The Bluff Overlook Trail is located in Harpeth River State Park in Cheatham and Davidson counties, approximately 30 minutes west of Nashville, which is known for its national historic landmark, the Montgomery Bell Tunnel, as well as the Mound Bottom and Mace Bluff archeological sites. The park includes two trails that are family friendly and offer fantastic views.
On reaching the parking lot, you walk a short distance along the base of the bluff (on your left) before reaching two trailheads. To the left is the Bluff Overlook Trail, steeply rising along the side and towards the top of the bluff. On the right is a trail that follows the Harpeth River and leads to the Montgomery Bell Tunnel.
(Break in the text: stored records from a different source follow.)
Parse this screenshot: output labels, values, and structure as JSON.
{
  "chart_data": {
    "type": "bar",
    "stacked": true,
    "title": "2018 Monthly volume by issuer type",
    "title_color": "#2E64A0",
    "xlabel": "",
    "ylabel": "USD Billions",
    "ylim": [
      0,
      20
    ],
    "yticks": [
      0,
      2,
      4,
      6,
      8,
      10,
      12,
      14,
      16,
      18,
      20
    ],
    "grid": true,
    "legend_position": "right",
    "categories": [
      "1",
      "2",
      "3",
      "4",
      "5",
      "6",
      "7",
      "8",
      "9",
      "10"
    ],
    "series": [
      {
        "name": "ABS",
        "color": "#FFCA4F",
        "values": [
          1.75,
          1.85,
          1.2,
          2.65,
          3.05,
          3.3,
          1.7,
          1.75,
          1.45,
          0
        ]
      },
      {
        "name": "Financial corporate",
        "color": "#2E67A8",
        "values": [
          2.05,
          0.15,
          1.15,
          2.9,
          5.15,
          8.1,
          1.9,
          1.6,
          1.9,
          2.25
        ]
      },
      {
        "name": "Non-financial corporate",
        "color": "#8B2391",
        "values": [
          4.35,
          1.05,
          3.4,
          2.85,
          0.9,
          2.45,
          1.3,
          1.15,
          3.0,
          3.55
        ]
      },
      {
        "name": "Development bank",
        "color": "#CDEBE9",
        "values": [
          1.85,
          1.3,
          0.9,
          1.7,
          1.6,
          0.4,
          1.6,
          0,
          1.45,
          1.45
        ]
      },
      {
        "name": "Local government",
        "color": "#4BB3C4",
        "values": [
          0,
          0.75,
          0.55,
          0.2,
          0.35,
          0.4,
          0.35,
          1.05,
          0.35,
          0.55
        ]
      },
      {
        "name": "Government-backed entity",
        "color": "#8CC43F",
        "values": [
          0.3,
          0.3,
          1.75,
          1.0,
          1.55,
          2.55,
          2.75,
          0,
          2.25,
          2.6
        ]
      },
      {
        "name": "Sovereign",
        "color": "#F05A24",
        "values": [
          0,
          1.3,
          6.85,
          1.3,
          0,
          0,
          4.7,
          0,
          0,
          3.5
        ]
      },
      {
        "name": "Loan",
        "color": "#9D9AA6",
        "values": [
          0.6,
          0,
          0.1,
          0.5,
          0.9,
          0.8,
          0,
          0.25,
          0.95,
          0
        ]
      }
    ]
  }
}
|The beginning of the Bluff Overlook Trail|
The hike to the bluff overlook is only 1/3 of a mile. It’s steep, but my children (youngest is 7) was able to make it up without a problem. On both sides however is a steep drop off so be sure to keep them close and ensure that they stay in the middle of the trail in the most narrow areas. I would not recommend this trail for anyone with mobility issues however.
As you make your way along the trail, you’ll see that it narrows as mentioned above, with a steep drop off on either side which is it’s namesake ‘Narrows Of The Harpeth’. The Montgomery Bell Tunnel runs under this trail.
|Narrow area of the trail with steep drop off on either side|
As you progress along the trail there are in fact, several overlooks with amazing view of the Harpeth River. Be sure to stop and take in the scenery and snap a few pictures.
At the main overlook you’ll see a stone bench with the best view yet. You can proceed a short bit further through the woods, but it quickly becomes private property and you’ll need to turn back.
While at the overlook, look out and you’ll see a long grassy expanse… this used to be a prehistoric, Mississippian Period Native American complex that consisted of earthen platform and burial mounds, along with a 7-acre central plaza and habitation areas that was occupied between 1000 and 1300 AD during the Mississippian period.
Adults and children alike will love this short, but extremely scenic (and historical) hike… check it out!